Again, after the expulsion, Du Cerceau says, that the Barons seized upon the “immense riches” he had amassed,—the words in the original are, “grandi ornamenti,” which are very different things from immense riches. But the most remarkable sins of commission are in this person’s account of the second rise and fall of Rienzi under the title of Senator. Of this I shall give but one instance:—
“The Senator, who perceived it, became only the more cruel. His jealousies produced only fresh murders. In the continual dread he was in, that the general discontent would terminate in some secret attempt upon his person, he determined to intimidate the most enterprising, by sacrificing sometimes one, sometimes another, and chiefly those whose riches rendered them the more guilty in his eyes. Numbers were sent every day to the Capitol prison. Happy were those who could get off with the confiscation of their estates.”

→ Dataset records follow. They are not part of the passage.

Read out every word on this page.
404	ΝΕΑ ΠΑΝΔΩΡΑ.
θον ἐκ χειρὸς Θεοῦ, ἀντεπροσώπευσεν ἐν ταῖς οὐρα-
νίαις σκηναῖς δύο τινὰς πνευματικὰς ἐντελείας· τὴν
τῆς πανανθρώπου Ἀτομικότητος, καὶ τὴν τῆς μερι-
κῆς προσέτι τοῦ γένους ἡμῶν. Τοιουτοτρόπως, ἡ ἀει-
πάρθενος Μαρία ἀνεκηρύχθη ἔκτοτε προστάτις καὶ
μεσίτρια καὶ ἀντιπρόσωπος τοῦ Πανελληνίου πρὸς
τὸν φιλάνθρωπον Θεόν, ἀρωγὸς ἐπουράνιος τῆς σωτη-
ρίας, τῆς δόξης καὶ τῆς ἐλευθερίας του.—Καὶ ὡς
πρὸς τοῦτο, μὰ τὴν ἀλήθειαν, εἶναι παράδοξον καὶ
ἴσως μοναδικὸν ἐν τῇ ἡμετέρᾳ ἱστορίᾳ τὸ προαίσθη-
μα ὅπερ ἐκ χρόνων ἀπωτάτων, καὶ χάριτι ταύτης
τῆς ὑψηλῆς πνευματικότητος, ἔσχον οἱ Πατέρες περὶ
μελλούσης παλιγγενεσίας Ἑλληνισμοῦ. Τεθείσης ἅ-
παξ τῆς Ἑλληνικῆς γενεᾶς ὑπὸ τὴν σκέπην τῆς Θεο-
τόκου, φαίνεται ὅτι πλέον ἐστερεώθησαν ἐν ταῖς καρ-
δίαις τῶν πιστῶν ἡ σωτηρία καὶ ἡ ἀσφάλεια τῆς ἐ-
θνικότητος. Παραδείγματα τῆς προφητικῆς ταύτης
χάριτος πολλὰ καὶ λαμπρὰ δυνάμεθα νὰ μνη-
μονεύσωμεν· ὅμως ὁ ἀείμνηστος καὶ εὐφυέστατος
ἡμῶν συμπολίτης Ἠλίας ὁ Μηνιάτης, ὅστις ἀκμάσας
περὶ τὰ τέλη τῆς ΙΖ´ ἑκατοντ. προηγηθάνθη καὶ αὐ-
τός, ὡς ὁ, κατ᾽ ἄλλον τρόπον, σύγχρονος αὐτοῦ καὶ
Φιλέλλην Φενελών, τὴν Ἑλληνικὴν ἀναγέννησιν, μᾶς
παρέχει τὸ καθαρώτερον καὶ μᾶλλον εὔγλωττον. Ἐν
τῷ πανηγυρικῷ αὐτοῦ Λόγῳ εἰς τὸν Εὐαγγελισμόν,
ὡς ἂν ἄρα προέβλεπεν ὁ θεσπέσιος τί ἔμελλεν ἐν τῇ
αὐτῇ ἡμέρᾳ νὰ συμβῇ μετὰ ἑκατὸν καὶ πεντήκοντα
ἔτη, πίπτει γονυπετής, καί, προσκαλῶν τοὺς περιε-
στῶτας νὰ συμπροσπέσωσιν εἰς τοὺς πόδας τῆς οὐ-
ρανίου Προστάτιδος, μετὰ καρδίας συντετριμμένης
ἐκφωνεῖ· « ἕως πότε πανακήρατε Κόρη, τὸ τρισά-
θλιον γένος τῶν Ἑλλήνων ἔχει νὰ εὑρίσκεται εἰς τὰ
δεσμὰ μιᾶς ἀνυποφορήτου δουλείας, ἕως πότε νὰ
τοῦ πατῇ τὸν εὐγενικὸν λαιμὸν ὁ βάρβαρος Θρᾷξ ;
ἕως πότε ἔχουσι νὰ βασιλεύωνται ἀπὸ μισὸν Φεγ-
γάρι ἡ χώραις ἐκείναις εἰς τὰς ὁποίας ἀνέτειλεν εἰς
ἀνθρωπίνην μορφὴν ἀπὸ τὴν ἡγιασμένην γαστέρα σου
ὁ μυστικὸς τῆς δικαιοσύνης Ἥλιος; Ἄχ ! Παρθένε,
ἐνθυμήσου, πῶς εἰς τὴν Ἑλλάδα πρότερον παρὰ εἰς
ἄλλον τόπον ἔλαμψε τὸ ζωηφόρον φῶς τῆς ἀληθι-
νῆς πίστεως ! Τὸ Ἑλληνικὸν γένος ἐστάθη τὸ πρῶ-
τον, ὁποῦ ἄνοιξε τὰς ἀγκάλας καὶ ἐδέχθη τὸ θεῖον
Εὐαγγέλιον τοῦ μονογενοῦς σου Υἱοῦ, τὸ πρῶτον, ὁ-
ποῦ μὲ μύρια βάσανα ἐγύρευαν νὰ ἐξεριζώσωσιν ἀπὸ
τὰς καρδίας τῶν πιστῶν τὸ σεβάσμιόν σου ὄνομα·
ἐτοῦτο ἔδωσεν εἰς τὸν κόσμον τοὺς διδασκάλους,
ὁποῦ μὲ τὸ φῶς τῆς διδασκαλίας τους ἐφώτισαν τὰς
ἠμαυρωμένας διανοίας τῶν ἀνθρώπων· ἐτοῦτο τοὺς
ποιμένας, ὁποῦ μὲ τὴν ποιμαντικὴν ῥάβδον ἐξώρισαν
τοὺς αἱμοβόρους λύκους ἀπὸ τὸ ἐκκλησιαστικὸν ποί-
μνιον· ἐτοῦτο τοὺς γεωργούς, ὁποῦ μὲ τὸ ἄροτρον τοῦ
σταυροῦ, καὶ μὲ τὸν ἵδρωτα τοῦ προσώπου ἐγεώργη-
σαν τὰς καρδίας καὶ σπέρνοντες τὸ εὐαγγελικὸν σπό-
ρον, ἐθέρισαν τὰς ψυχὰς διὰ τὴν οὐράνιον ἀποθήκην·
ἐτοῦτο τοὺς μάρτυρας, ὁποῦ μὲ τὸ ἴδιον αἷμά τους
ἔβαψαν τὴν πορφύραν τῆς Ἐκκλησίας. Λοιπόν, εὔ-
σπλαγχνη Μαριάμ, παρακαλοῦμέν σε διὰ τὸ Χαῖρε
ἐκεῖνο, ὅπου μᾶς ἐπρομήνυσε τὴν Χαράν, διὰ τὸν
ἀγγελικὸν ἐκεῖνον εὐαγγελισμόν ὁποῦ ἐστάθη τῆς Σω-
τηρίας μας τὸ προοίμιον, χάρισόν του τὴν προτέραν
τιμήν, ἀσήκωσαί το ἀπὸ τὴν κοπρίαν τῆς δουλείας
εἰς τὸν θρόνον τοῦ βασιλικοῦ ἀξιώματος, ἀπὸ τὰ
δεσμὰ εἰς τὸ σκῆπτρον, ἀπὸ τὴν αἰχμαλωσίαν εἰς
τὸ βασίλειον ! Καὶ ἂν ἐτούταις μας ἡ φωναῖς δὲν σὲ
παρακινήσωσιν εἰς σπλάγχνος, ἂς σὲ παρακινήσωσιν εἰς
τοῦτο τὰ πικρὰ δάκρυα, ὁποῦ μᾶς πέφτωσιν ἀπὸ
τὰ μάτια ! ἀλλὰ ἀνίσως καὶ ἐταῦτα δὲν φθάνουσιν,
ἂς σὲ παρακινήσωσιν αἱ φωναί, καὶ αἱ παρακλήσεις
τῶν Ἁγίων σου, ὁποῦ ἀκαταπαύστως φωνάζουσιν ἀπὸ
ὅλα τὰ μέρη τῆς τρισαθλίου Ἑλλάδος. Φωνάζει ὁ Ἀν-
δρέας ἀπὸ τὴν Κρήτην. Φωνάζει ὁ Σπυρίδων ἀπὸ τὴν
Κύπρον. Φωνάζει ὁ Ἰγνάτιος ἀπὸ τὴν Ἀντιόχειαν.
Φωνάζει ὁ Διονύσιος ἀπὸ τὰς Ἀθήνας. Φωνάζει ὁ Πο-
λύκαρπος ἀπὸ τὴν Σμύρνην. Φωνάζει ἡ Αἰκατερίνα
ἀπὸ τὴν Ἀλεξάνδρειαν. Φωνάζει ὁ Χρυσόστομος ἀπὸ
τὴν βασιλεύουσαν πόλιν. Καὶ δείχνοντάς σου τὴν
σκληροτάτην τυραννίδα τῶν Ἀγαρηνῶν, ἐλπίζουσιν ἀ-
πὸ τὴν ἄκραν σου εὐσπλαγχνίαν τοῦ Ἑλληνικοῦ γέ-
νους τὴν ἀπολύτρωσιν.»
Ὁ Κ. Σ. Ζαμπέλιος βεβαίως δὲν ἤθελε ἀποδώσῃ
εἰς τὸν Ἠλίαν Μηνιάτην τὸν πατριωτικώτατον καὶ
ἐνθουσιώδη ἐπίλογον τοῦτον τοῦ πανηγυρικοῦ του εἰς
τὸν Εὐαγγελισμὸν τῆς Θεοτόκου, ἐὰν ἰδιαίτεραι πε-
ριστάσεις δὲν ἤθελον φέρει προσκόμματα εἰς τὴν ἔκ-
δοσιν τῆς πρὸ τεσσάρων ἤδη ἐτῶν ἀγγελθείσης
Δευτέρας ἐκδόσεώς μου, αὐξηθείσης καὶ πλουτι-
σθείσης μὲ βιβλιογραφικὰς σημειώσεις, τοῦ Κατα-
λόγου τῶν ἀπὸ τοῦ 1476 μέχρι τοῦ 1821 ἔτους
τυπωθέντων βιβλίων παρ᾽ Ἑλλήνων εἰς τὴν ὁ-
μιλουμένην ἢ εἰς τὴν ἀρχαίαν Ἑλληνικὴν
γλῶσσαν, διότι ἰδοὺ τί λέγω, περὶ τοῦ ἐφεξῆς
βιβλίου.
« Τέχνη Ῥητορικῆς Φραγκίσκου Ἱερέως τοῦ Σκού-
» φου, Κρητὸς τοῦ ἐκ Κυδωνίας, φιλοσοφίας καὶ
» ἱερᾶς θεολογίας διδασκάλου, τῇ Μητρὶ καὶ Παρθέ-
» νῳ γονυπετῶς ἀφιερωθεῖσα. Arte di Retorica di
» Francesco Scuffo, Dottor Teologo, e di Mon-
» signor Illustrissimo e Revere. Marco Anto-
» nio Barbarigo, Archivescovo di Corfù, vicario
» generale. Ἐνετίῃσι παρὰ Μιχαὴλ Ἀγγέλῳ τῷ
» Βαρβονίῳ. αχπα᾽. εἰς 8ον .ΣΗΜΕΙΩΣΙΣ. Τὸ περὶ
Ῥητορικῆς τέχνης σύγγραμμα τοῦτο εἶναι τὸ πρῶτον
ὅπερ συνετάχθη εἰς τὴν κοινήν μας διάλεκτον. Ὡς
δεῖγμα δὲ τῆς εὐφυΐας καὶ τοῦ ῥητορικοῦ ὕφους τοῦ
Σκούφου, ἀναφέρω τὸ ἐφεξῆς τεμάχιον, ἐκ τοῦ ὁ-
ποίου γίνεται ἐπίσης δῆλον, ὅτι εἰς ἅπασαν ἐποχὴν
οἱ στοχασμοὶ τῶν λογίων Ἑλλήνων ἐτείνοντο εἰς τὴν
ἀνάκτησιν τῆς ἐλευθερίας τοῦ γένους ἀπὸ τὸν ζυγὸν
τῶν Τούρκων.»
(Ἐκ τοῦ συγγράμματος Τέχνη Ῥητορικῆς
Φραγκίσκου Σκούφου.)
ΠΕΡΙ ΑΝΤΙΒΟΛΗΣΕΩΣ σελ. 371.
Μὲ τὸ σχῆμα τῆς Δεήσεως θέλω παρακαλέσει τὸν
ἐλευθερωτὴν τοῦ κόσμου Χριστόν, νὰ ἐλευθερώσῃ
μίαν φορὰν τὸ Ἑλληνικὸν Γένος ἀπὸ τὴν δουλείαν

Of these grave charges there is not a syllable in the original! And so much for the work of Pere Cerceau and Pere Brumoy, by virtue of which, historians have written of the life and times of Rienzi, and upon the figments of which, the most remarkable man in an age crowded with great characters is judged by the general reader!
I must be pardoned for this criticism, which might not have been necessary, had not the work to which it relates, in the English translation quoted from, (a translation that has no faults but those of the French original,) been actually received as an historical and indisputable authority, and opposed with a triumphant air to some passages in my own narrative which were literally taken from the authentic records of the time.